Yes, but HDR converts to SDR through the card. You’ll capture in standard color, not PS5’s full HDR range. If HDR capture is essential, the Elgato 4K X is the only internal PCIe option.
Can I use it on older USB 2.0 ports?
Technically yes, but performance degrades (frame drops, higher latency). USB 3.0 is strongly recommended.
What’s the CPU impact on macOS?
Minimal. The card does its own encoding. OBS on Mac sees the HD60 X as a native video input; CPU overhead is ~5–10% for monitoring.
Is it suitable for YouTube streaming?
Absolutely. 1080p60 looks excellent on YouTube and fits the default recommended bitrate (5–8 Mbps).
Can I stream and record simultaneously?
Yes. OBS can output to Twitch + local file recording at the same time. Bitrate headroom is available for both.
What about driver updates?
Elgato Control Center handles all updates automatically. No manual driver downloads needed.
Final Verdict
The Elgato HD60 X is the best all-around capture card for streamers who prioritize simplicity, affordability, and compatibility.
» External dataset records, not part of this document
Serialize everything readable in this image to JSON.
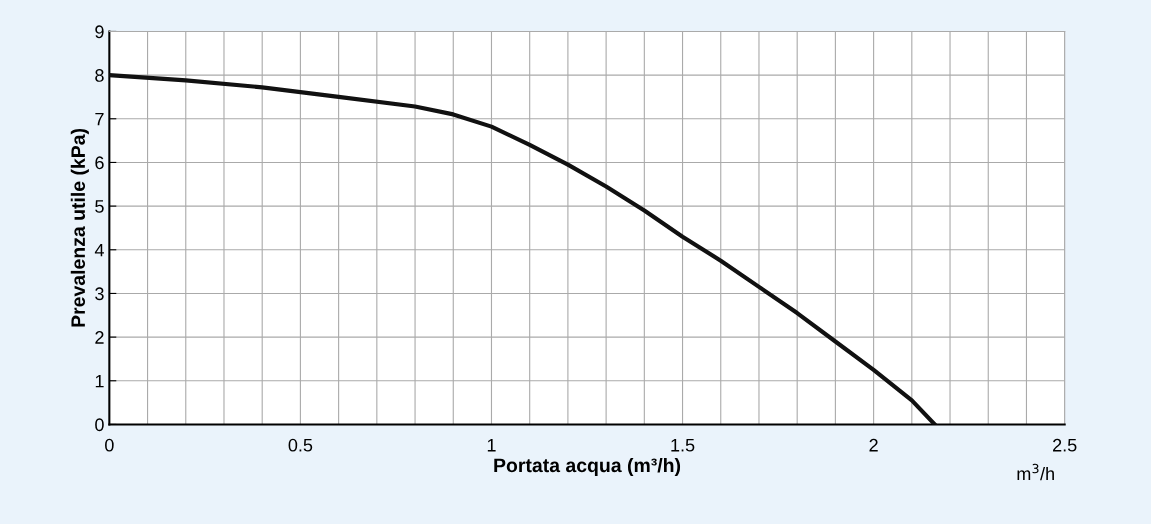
{
  "chart_data": {
    "type": "line",
    "xlabel": "Portata acqua (m³/h)",
    "ylabel": "Prevalenza utile (kPa)",
    "annotations": [
      "m$^{3}$/h"
    ],
    "x": [
      0,
      0.2,
      0.4,
      0.6,
      0.8,
      0.9,
      1.0,
      1.1,
      1.2,
      1.3,
      1.4,
      1.5,
      1.6,
      1.7,
      1.8,
      1.9,
      2.0,
      2.1,
      2.16
    ],
    "series": [
      {
        "color": "#111111",
        "values": [
          8.0,
          7.88,
          7.72,
          7.5,
          7.28,
          7.1,
          6.82,
          6.4,
          5.95,
          5.45,
          4.9,
          4.3,
          3.75,
          3.15,
          2.55,
          1.9,
          1.25,
          0.55,
          0
        ]
      }
    ],
    "xlim": [
      0,
      2.5
    ],
    "ylim": [
      0,
      9
    ],
    "xticks": [
      0,
      {
        "value": 0.1,
        "label": null
      },
      {
        "value": 0.2,
        "label": null
      },
      {
        "value": 0.3,
        "label": null
      },
      {
        "value": 0.4,
        "label": null
      },
      0.5,
      {
        "value": 0.6,
        "label": null
      },
      {
        "value": 0.7,
        "label": null
      },
      {
        "value": 0.8,
        "label": null
      },
      {
        "value": 0.9,
        "label": null
      },
      1,
      {
        "value": 1.1,
        "label": null
      },
      {
        "value": 1.2,
        "label": null
      },
      {
        "value": 1.3,
        "label": null
      },
      {
        "value": 1.4,
        "label": null
      },
      1.5,
      {
        "value": 1.6,
        "label": null
      },
      {
        "value": 1.7,
        "label": null
      },
      {
        "value": 1.8,
        "label": null
      },
      {
        "value": 1.9,
        "label": null
      },
      2,
      {
        "value": 2.1,
        "label": null
      },
      {
        "value": 2.2,
        "label": null
      },
      {
        "value": 2.3,
        "label": null
      },
      {
        "value": 2.4,
        "label": null
      },
      2.5
    ],
    "yticks": [
      0,
      1,
      2,
      3,
      4,
      5,
      6,
      7,
      8,
      9
    ],
    "grid": true,
    "marker": "none",
    "line_style": "solid",
    "legend": false
  }
}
Whether you’re streaming PlayStation, Xbox, Switch, or PC—or jumping between platforms—the HD60 X just works. 1080p60 is the industry standard for Twitch/YouTube, and SDR limitation is negligible for most console games. The 2-year warranty and Elgato’s responsive support make it a safe investment. Highly recommended for anyone starting their streaming journey.
Rating: 9/10 — Best value capture card, edges out competitors through Mac support and reliability. Only limitation is 1080p/SDR ceiling.